Singapore Democrats
The Government has barred Mr Vincent Cheng from speaking about his detention under the Internal Security Act (ISA). Mr Cheng was arrested in May 1987 together with more than 20 Singaporeans and detained for up to two years.
They were accused of conspiring to violently overthrow the Government through a network that advocated Marxist principles. Mr Cheng, a Catholic church worker, was accused of being the ringleader. He was detained without trial and beaten and tortured into confessing what Mr Lee Kuan Yew accused him of.
Twenty-three years later, the ex-detainee wants to reveal all at a talk at the National Library. He was scheduled to speak at a forum on 4 Jun 10 organised by the National University of Singapore (NUS) History Society. But the Government won’t allow him. (See also Martyn See’s blog)
Why is the PAP so afraid of what the ex-detainee has to say?
A church worker, Mr Cheng was studying and working with the poor in Singapore to help alleviate their crushing burden. The PAP felt threatened perhaps because there was indeed a growing layer of underclass in Singapore even at that time. It accused him willy-nilly of heading a Marxist conspiracy.
On 21 May 1987, the ISD rounded up 22 citizens, including Mr Vincent Cheng. Among them were social workers, lawyers, and artists. Save for Mr Cheng, the prisoners were released in late 1987. The Government declared that the detainees had been treated well and were not tortured in any way, and that the confessions were all voluntary.
Unable to contain their anguish at the injustice and the taunting that the PAP was dishing out, several of the detainees issued a statement refuting the Government’s claim that they were not tortured:
During our detention, we were subjected to treatment which should never be meted out to any person under investigation. Following our sudden arrests, we were subjected to harsh and intensive interrogation, deprived of sleep and rest, some of us for as long as 70 hours insides freezing cold rooms.
All of us were stripped of our personal clothing, including spectacles, footwear and underwear and made to change into prisoners’ uniforms.Most of us were made to stand continually during interrogation, some of us for over 20 hours and under the full blast of air-conditioning turned to a very low temperature.
Under these conditions, one of us was repeatedly doused with cold water during interrogation.
Most of us were hit hard in the face, some of us for not less than 50 times, while others were assaulted on other parts of the body, during the first three days of interrogation.
We were threatened with more physical abuse during interrogation.
We were threatened with arrests, assault and battery of our spouses, loved ones and friends. We were threatened with INDEFINITE detention without trial. (emphasis original) Chia Thye Poh, who is still in detention after twenty years, was cited as an example. We were told that no one could help us unless we “cooperated” with the ISD.

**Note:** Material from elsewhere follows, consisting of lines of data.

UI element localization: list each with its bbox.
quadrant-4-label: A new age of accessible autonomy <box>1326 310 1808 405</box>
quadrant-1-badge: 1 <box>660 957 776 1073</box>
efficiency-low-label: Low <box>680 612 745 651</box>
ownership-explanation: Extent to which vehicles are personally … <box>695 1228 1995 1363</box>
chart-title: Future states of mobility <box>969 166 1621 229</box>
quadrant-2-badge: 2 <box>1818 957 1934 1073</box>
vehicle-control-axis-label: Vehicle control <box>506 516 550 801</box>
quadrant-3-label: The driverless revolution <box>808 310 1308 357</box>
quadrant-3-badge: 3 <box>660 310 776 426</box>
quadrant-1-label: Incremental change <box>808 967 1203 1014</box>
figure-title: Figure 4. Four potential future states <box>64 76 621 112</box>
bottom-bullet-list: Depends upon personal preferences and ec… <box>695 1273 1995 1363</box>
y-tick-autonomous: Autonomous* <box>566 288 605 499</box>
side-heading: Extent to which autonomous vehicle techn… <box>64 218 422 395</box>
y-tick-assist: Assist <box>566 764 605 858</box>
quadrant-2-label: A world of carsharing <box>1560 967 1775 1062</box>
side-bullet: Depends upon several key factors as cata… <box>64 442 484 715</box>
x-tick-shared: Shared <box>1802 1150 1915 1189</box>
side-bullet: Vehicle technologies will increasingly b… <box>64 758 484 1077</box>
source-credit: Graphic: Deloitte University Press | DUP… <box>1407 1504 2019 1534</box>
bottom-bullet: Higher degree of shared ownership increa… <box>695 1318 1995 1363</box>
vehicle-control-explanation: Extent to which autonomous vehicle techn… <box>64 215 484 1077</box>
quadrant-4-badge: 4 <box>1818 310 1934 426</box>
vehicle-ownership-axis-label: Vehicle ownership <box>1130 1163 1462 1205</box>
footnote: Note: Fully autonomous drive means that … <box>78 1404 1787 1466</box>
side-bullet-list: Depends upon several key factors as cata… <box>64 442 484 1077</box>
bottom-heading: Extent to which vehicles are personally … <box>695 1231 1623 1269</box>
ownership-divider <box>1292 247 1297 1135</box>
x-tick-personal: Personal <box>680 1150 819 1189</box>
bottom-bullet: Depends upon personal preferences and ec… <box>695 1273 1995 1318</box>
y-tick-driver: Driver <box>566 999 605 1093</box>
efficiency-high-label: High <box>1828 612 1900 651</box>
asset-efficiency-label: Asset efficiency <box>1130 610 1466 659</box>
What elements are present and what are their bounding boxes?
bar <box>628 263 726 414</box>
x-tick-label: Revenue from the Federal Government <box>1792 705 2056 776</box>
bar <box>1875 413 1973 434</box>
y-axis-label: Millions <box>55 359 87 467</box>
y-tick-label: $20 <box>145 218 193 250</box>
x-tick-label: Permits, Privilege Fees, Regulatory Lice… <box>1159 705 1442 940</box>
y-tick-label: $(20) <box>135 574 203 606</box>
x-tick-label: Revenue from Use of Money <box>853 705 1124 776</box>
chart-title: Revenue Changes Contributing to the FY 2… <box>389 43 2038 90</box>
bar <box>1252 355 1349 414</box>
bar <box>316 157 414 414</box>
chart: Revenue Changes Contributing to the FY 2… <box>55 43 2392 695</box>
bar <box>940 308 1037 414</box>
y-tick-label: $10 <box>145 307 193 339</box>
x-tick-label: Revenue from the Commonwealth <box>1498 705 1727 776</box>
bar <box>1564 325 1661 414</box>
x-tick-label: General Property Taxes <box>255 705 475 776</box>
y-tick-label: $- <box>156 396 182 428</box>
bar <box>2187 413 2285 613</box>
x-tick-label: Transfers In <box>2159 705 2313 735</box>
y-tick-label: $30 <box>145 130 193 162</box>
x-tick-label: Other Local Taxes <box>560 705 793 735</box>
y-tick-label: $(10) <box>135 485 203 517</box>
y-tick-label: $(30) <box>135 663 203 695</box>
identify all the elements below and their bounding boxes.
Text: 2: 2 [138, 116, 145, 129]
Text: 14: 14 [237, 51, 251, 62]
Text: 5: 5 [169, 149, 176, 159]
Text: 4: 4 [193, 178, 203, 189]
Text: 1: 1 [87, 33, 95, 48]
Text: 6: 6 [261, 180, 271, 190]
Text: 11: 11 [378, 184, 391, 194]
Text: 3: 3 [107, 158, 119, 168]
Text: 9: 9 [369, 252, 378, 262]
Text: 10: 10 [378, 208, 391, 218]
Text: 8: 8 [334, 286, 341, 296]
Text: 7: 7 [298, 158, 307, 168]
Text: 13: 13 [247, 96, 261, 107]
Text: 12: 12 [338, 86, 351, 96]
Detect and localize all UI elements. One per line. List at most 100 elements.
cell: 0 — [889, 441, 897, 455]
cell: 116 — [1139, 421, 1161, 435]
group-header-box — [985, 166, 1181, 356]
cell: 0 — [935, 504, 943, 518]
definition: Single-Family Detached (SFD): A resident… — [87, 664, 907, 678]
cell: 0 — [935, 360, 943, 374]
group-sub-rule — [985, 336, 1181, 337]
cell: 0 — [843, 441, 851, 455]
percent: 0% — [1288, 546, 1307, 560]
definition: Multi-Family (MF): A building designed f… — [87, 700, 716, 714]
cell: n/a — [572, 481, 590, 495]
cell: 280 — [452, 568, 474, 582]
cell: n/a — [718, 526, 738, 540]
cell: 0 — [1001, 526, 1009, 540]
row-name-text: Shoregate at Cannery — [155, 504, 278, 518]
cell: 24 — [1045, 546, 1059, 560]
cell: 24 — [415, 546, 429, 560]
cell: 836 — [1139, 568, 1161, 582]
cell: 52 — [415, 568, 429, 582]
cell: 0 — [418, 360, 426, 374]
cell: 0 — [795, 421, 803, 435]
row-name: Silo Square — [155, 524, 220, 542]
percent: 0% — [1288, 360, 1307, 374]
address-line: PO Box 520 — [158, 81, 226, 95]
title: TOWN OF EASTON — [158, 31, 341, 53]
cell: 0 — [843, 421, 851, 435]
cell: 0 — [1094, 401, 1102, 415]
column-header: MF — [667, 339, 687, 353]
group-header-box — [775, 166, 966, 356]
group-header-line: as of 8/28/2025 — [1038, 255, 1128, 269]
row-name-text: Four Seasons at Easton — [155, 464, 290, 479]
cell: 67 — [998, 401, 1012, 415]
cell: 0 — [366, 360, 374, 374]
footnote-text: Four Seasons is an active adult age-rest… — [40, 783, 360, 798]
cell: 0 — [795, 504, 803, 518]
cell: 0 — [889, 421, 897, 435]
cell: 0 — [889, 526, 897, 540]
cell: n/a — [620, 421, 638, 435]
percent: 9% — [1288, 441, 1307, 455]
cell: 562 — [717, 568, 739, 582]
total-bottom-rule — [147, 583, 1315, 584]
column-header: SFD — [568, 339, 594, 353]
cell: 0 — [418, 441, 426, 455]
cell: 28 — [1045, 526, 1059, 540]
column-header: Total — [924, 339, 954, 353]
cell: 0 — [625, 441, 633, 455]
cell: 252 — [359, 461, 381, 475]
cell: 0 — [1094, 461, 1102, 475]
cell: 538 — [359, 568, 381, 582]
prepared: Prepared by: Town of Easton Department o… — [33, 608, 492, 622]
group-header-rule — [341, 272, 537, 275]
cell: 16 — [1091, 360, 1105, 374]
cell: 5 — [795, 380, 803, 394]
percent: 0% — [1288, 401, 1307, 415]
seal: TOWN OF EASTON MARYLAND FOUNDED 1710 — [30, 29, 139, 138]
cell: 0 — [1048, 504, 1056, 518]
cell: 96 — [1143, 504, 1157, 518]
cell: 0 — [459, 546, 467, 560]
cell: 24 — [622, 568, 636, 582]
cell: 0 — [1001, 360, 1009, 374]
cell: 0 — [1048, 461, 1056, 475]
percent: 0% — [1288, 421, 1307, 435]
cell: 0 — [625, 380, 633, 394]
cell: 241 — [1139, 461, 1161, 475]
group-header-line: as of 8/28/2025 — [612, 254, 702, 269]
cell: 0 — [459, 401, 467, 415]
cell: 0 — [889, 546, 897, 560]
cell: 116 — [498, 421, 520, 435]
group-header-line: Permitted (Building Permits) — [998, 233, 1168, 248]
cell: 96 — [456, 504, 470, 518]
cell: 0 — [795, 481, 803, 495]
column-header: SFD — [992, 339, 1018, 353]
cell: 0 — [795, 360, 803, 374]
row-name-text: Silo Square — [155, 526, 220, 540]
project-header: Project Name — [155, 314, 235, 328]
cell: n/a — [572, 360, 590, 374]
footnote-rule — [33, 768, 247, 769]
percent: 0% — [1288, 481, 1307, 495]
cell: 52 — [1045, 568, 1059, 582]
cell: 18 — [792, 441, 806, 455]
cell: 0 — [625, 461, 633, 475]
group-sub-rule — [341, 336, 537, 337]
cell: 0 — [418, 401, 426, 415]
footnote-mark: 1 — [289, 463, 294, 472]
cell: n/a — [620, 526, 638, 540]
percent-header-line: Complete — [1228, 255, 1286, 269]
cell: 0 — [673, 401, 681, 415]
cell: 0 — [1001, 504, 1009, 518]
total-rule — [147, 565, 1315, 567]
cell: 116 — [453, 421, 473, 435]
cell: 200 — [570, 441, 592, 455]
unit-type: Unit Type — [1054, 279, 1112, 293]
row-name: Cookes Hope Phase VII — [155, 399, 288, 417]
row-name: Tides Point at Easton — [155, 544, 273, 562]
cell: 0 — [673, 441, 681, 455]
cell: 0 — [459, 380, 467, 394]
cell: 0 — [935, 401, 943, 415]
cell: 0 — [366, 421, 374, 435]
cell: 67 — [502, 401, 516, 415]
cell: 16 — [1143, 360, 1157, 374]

They were re-arrested the following day.
Then deputy prime minister Mr Goh Chok Tong promised that there would be a commission of inquiry to look into the allegations.
In the meantime, ISD officers worked the detainees over and again threatened them with indefinite detention unless they recanted their statement. Under the circumstances, the prisoners relented and did as ordered. Triumphant, the Government pronounced that the detainees were indeed not tortured and there was, therefore, no longer any need for the commission of inquiry.
Save for a few publications that have told the detainees’ side of the story such as To Be Free by Dr Chee Soon Juan and That We May Dream Again edited by Fong Hoe Fang, things have been kept under wraps all these years. In That we May Dream Again, Mr Cheng, who was finally released in 1990, wrote:
I still feel angry at the injustice of the whole incident, and that the perpetrators have not been brought to account. ‘Operation Spectrum’ was political rape. I cannot forget nor forgive, the harsh treatment meted out to me in prison to extract information – the freezing room, the slapping and the beatings, including the blow to my abdomen.
With the barring of Mr Cheng speaking at the National Library it looks like the PAP is desperate to continue to keep its shameful record from Singaporeans.
But right-thinking citizens should not allow this to happen. With the Internet, this seamy side of Singapore’s politics must be exposed. More important, it must not be allowed to happen again.